2. Il ricorso è in realtà inammissibile.

2.1 La parte ricorrente censura la sentenza impugnata sotto il profilo di un asserito omesso esame da parte della corte di appello di un fatto decisivo per il giudizio ed oggetto di discussione tra le parti, individuando il fatto che la corte territoriale avrebbe omesso di considerare – nella “inusuale descrizione della causale delle due operazioni di negoziazione degli assegni” espressa nell’estratto conto con la dicitura “estinzione assegno”. Tale fatto secondo gli assunti difensivi della curatela ricorrente – sarebbe decisivo, in quanto rileverebbe la conoscenza in capo all’istituto di credito dell’avvenuta emissione degli assegni da parte del correntista, così portando ad una ricostruzione dell’andamento del conto corrente bancario in base alla data di valuta ovvero di emissione dell’assegno, anzichè a quella della effettiva disponibilità delle somme dagli stessi assegni portati e, dunque, all’accertamento della natura solutoria dei pagamenti, stante lo scoperto di conto corrente esistente a quella data.

2.2 Il motivo così prospettato è inammissibile per almeno due ordini di motivi.

2.2.1 Sotto il primo profilo, occorre evidenziare come la censura non intercetti neanche la ratio decidendi della motivazione impugnata laddove la stessa ha argomentato l’insussistenza di rimesse revocabili sul fondato accertamento della natura ripristinatoria delle rimesse in conto corrente oggetto della domanda revocatoria.
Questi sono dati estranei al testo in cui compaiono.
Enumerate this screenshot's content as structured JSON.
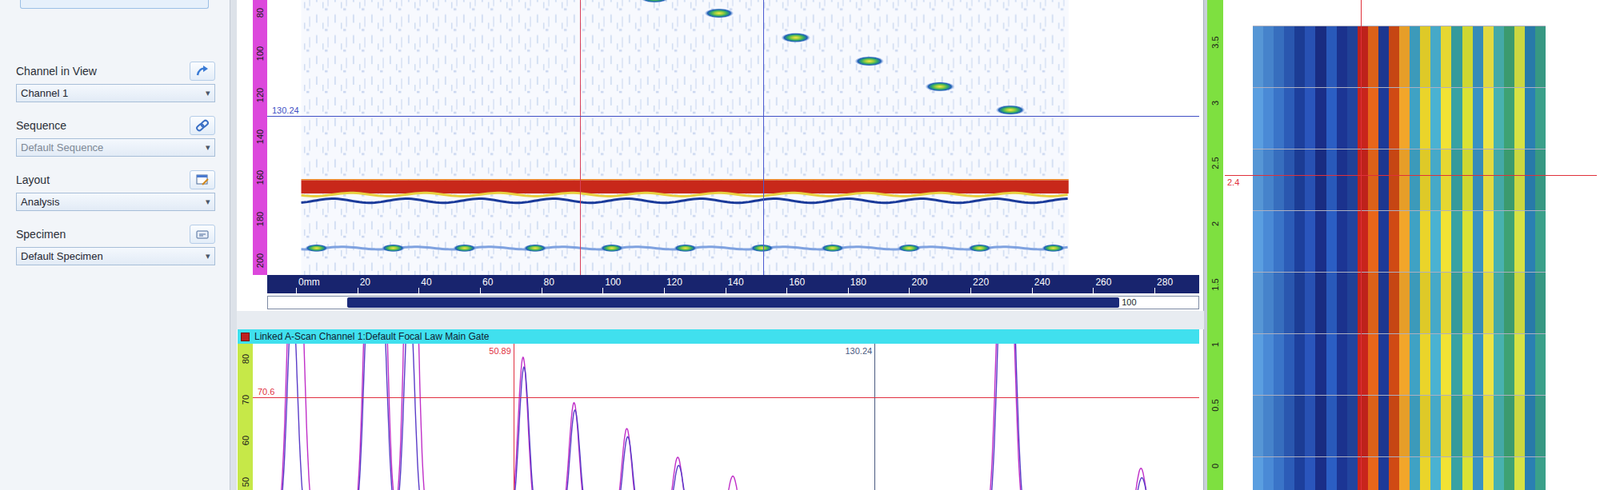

2.2.2 Ma anche a voler superare tale pur assorbente profilo di inammissibilità, va comunque evidenziato che altro profilo di evidente inammissibilità della doglianza deriva dalla considerazione che se, da un lato, la sentenza viene censurata dalla parte ricorrente per un asserito “omesso esame di un fatto controverso e decisivo per il giudizio ai sensi dell’art. 360 c.p.c., comma 1, n. 5”, dall’altro, risulta evidente dalla lettura della motivazione impugnata che il “fatto” decisivo – del cui omesso esame si duole la curatela ricorrente (e relativo alla “questione relativa alla inusuale descrizione della causale delle due operazioni di negoziazione degli assegni”) – è stata, invece, esaminata da parte dei giudici del merito, e ciò, peraltro, per stessa ammissione della parte ricorrente.
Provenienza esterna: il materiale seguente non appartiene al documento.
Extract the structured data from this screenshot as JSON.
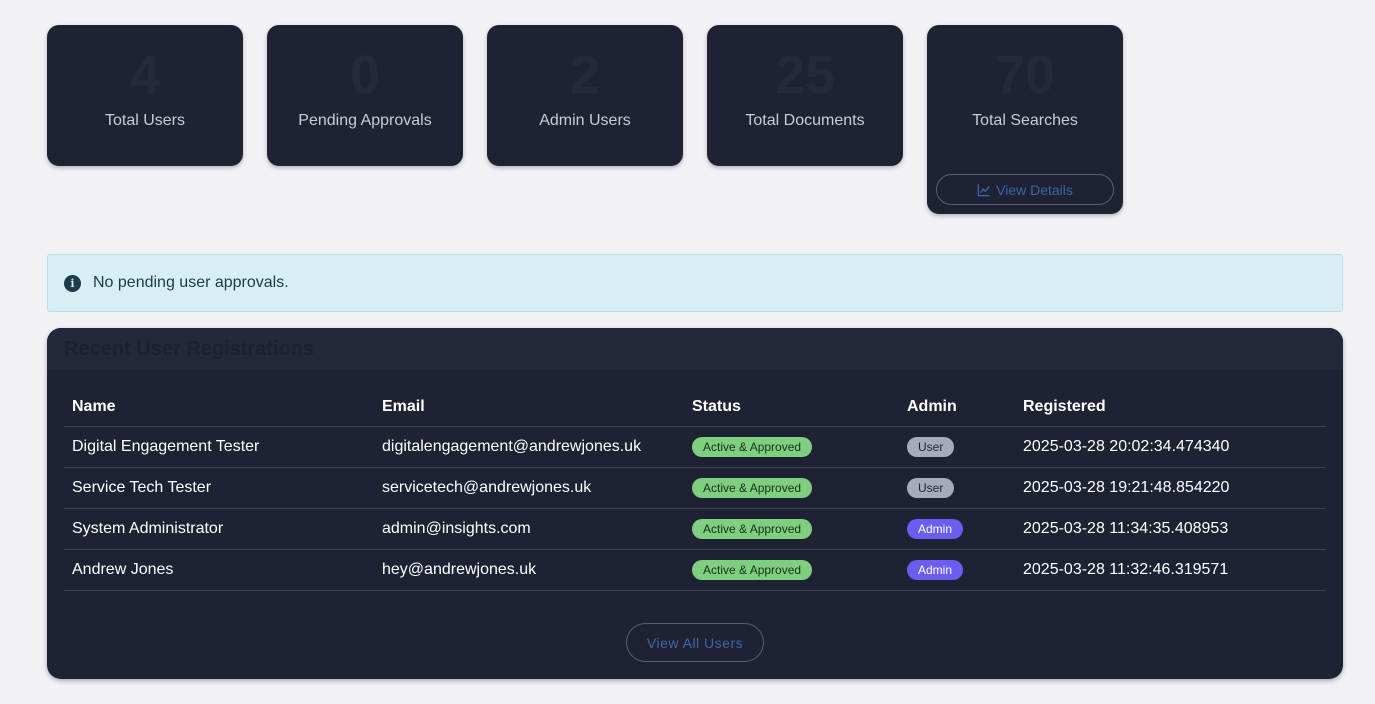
{
  "stats": [
    {
      "value": "4",
      "label": "Total Users"
    },
    {
      "value": "0",
      "label": "Pending Approvals"
    },
    {
      "value": "2",
      "label": "Admin Users"
    },
    {
      "value": "25",
      "label": "Total Documents"
    },
    {
      "value": "70",
      "label": "Total Searches",
      "action_label": "View Details",
      "action_icon": "chart-line-icon"
    }
  ],
  "alert": {
    "icon": "info-icon",
    "text": "No pending user approvals."
  },
  "registrations": {
    "title": "Recent User Registrations",
    "columns": [
      "Name",
      "Email",
      "Status",
      "Admin",
      "Registered"
    ],
    "rows": [
      {
        "name": "Digital Engagement Tester",
        "email": "digitalengagement@andrewjones.uk",
        "status": "Active & Approved",
        "role": "User",
        "registered": "2025-03-28 20:02:34.474340"
      },
      {
        "name": "Service Tech Tester",
        "email": "servicetech@andrewjones.uk",
        "status": "Active & Approved",
        "role": "User",
        "registered": "2025-03-28 19:21:48.854220"
      },
      {
        "name": "System Administrator",
        "email": "admin@insights.com",
        "status": "Active & Approved",
        "role": "Admin",
        "registered": "2025-03-28 11:34:35.408953"
      },
      {
        "name": "Andrew Jones",
        "email": "hey@andrewjones.uk",
        "status": "Active & Approved",
        "role": "Admin",
        "registered": "2025-03-28 11:32:46.319571"
      }
    ],
    "view_all_label": "View All Users"
  },
  "colors": {
    "card_bg": "#1e2233",
    "status_badge": "#7ed07f",
    "user_badge": "#a6abbc",
    "admin_badge": "#6e5cf0",
    "alert_bg": "#d6eef4"
  }
}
Ed invero, la corte di appello ha preso in considerazione la deduzione del fallimento “circa la natura anomala delle due operazioni”, soffermandosi sulla descrizione della causale “estinzione assegni” sottostante alle due operazioni e ritenendo tale circostanza non dirimente ed inidonea a far emergere l’anormalità delle operazioni di negoziazione degli assegni e, dunque, a far ritenere che la disponibilità delle somme portate dagli assegni potesse coincidere con la data di valuta e non già con quella contabile (cfr. pag. 4 della motivazione impugnata). Del resto, è lo stesso ricorrente come già sopra accennato – a dare atto, nel corpo del ricorso introduttivo (cfr. pag. 12), delle valutazioni compiute dalla corte di merito sul punto qui da ultimo in discussione, criticandole, per l’appunto, per avere il giudice dell’appello “esplicitamente considerato come irrilevante” ovvero “non dirimente” la predetta questione.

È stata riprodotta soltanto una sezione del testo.